Le fait d’occuper l’immeuble d’un tiers contre son gré constitue une violation du droit de propriété de M. et Mme [M].
En conséquence, [D] [S] [I] devra quitter le logement.
En vertu de l’article L. 412-1 du code des procédures civiles d’exécution, si l’expulsion porte sur un lieu habité par la personne expulsée ou par tout occupant de son chef, elle ne peut avoir lieu qu’à l’expiration d’un délai de deux mois qui suit le commandement de quitter les lieux, sans préjudice des dispositions des articles L. 412-3 à L. 412-7. Toutefois, le juge peut, notamment lorsque la procédure de relogement effectuée en application de l’article L. 442-4-1 du code de la construction et de l’habitation n’a pas été suivie d’effet du fait du locataire ou lorsque la procédure d’expulsion porte sur un lieu habité en vertu du dispositif visant à assurer la protection et la préservation de locaux vacants par l’occupation de résidents temporaires, régi par l’article 29 de la loi n° 2018-1021 du 23 novembre 2018 portant évolution du logement, de l’aménagement et du numérique, réduire ou supprimer ce délai.

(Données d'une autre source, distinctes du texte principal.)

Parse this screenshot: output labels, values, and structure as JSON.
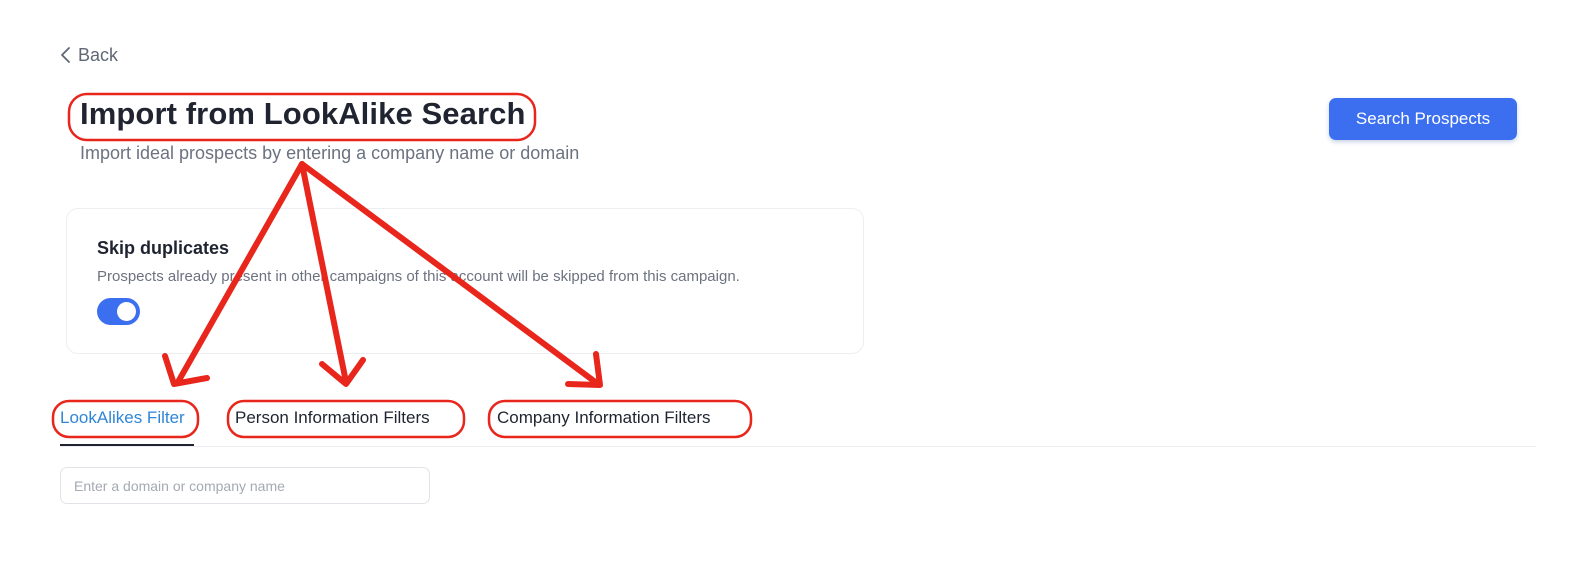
{
  "back": {
    "label": "Back"
  },
  "header": {
    "title": "Import from LookAlike Search",
    "subtitle": "Import ideal prospects by entering a company name or domain",
    "search_button_label": "Search Prospects"
  },
  "skip_duplicates": {
    "title": "Skip duplicates",
    "description": "Prospects already present in other campaigns of this account will be skipped from this campaign.",
    "enabled": true
  },
  "tabs": [
    {
      "label": "LookAlikes Filter",
      "active": true
    },
    {
      "label": "Person Information Filters",
      "active": false
    },
    {
      "label": "Company Information Filters",
      "active": false
    }
  ],
  "search_input": {
    "value": "",
    "placeholder": "Enter a domain or company name"
  },
  "colors": {
    "primary": "#3b6ff0",
    "active_tab": "#2f86d6",
    "annotation": "#e8261c"
  },
  "icons": {
    "back": "chevron-left-icon"
  }
}
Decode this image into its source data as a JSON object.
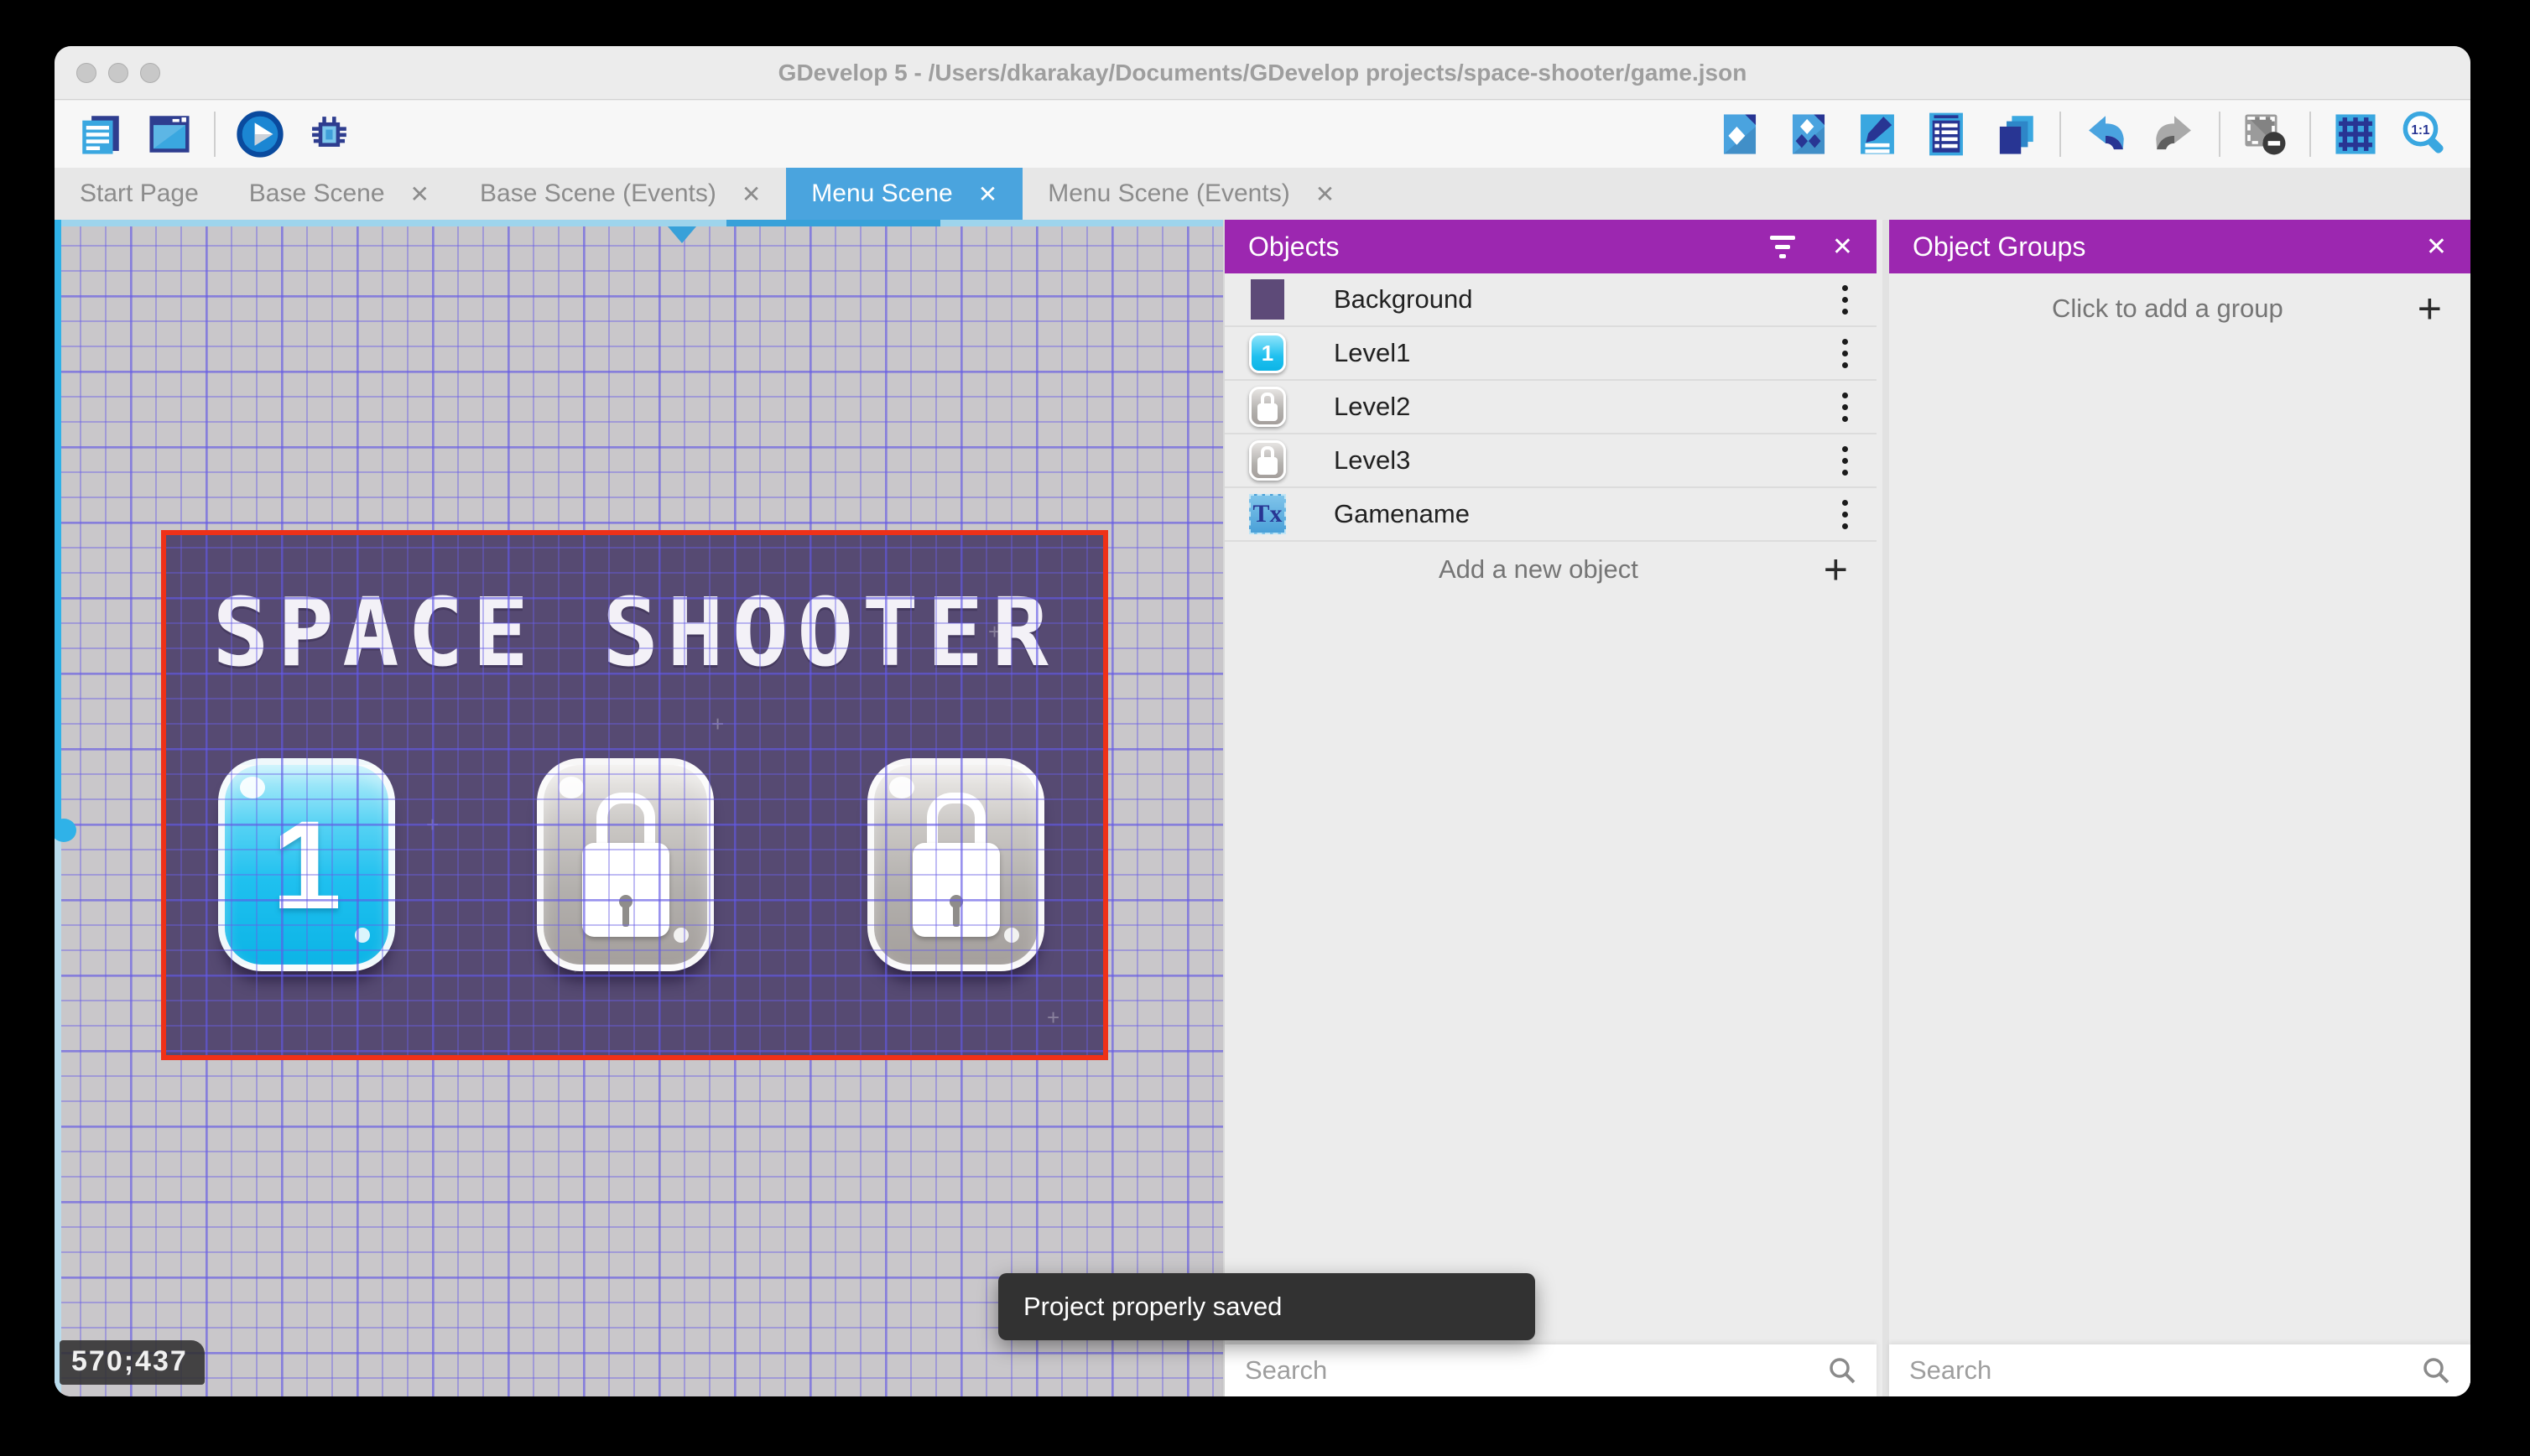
{
  "window": {
    "title": "GDevelop 5 - /Users/dkarakay/Documents/GDevelop projects/space-shooter/game.json"
  },
  "toolbar": {
    "left_icons": [
      "project-manager",
      "scene-window",
      "play",
      "debug"
    ],
    "right_icons": [
      "objects-editor",
      "object-groups-editor",
      "properties",
      "instances-list",
      "layers",
      "undo",
      "redo",
      "mask-render",
      "grid",
      "zoom-1-1"
    ],
    "zoom_label": "1:1"
  },
  "tabs": [
    {
      "label": "Start Page",
      "closable": false,
      "active": false
    },
    {
      "label": "Base Scene",
      "closable": true,
      "active": false
    },
    {
      "label": "Base Scene (Events)",
      "closable": true,
      "active": false
    },
    {
      "label": "Menu Scene",
      "closable": true,
      "active": true
    },
    {
      "label": "Menu Scene (Events)",
      "closable": true,
      "active": false
    }
  ],
  "tab_close_glyph": "✕",
  "canvas": {
    "coordinates": "570;437",
    "scene": {
      "title": "SPACE SHOOTER",
      "buttons": [
        {
          "name": "Level1",
          "label": "1",
          "state": "unlocked"
        },
        {
          "name": "Level2",
          "label": "",
          "state": "locked"
        },
        {
          "name": "Level3",
          "label": "",
          "state": "locked"
        }
      ]
    }
  },
  "objects_panel": {
    "title": "Objects",
    "close_glyph": "✕",
    "items": [
      {
        "label": "Background",
        "thumb": "background"
      },
      {
        "label": "Level1",
        "thumb": "button-1",
        "thumb_label": "1"
      },
      {
        "label": "Level2",
        "thumb": "button-locked"
      },
      {
        "label": "Level3",
        "thumb": "button-locked"
      },
      {
        "label": "Gamename",
        "thumb": "text",
        "thumb_label": "Tx"
      }
    ],
    "add_label": "Add a new object",
    "add_glyph": "+",
    "search_placeholder": "Search"
  },
  "object_groups_panel": {
    "title": "Object Groups",
    "close_glyph": "✕",
    "empty_label": "Click to add a group",
    "add_glyph": "+",
    "search_placeholder": "Search"
  },
  "toast": {
    "message": "Project properly saved"
  },
  "colors": {
    "panel_header": "#9c27b0",
    "active_tab": "#4aa4de",
    "selection_border": "#ef3118",
    "scene_background": "#564a72",
    "button_cyan": "#1fc0ef",
    "canvas_gray": "#c9c7ca"
  }
}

Le délai prévu au premier alinéa du présent article ne s’applique pas lorsque le juge qui ordonne l’expulsion constate la mauvaise foi de la personne expulsée ou que les personnes dont l’expulsion a été ordonnée sont entrées dans les locaux à l’aide de manœuvres, de menaces, de voies de fait ou de contrainte.
Faute pour les demandeurs de démontrer que [D] [S] [I] est entrée par manoeuvres, menaces, voies de fait ou contrainte, le constat de Maître [N] étant totalement taisant sur ce point, l’expulsion de [D] [S] [I] ne pourra avoir lieu qu’à l’issue d’un délai de deux mois suivant la délivrance d’un commandement de quitter les lieux, sans qu’il y ait lieu de prononcer une astreinte.
A l’issue de ce délai, il pourra être procédé à son expulsion, au besoin avec le concours de la force publique.
En cas d’expulsion ou d’abandon du logement par ses occupants, le sort des meubles sera conforme aux dispositions des articles L. 433-1, L. 433-2 et R. 433-7 et R. 433-1 à R. 433-6 du code des procédures civiles d’exécution.
Sur les dépens
En application de l’article 696 du code de procédure civile, [D] [S] [I] succombant à l’instance, il sera condamné aux dépens.
Conformément à l’article 700 du code de procédure civile, il est équitable de condamner [D] [S] [I] à payer aux demandeurs la somme totale de 500 euros au titre des fais exposés non compris dans les dépens.
Sur l’exécution provisoire
En vertu de l’article 514 du code de procédure civile, la présente décision est de plein droit exécutoire à titre provisoire.
PAR CES MOTIFS :
Statuant publiquement, par ordonnance réputée contradictoire et en premier ressort, mise à disposition au greffe,
Dit que [D] [S] [I], occupant sans droit ni titre de l’appartement n° 20 au premier étage de l’immeuble situé [Adresse 9], devra quitter ce logement dans le délai de deux mois à compter du commandement de quitter les lieux ;
Ordonne, à défaut de départ volontaire à l’issue du délai de deux mois à compter du commandement de quitter les lieux, l’expulsion de [D] [S] [I] ainsi que celle de tous les occupants et biens de son chef, avec si nécessaire le concours de la force publique ;
Dit qu’en cas d’expulsion ou d’abandon du logement par ses occupants, le sort des meubles sera conforme aux dispositions des articles L. 433-1, L. 433-2 et R. 433-7 et R. 433-1 à R. 433-6 du code des procédures civiles d’exécution.
Condamne [D] [S] [I] à payer à [H] [M] et [T] [E] veuve [M] la somme totale de 500 euros au titre des frais exposés non compris dans les dépens;
Condamne [D] [S] [I] aux dépens ;
Dit que la présente décision est de plein droit exécutoire à titre provisoire ;
Dit que la présente décision sera transmise à la DDETSPP du Tarn-et-Garonne.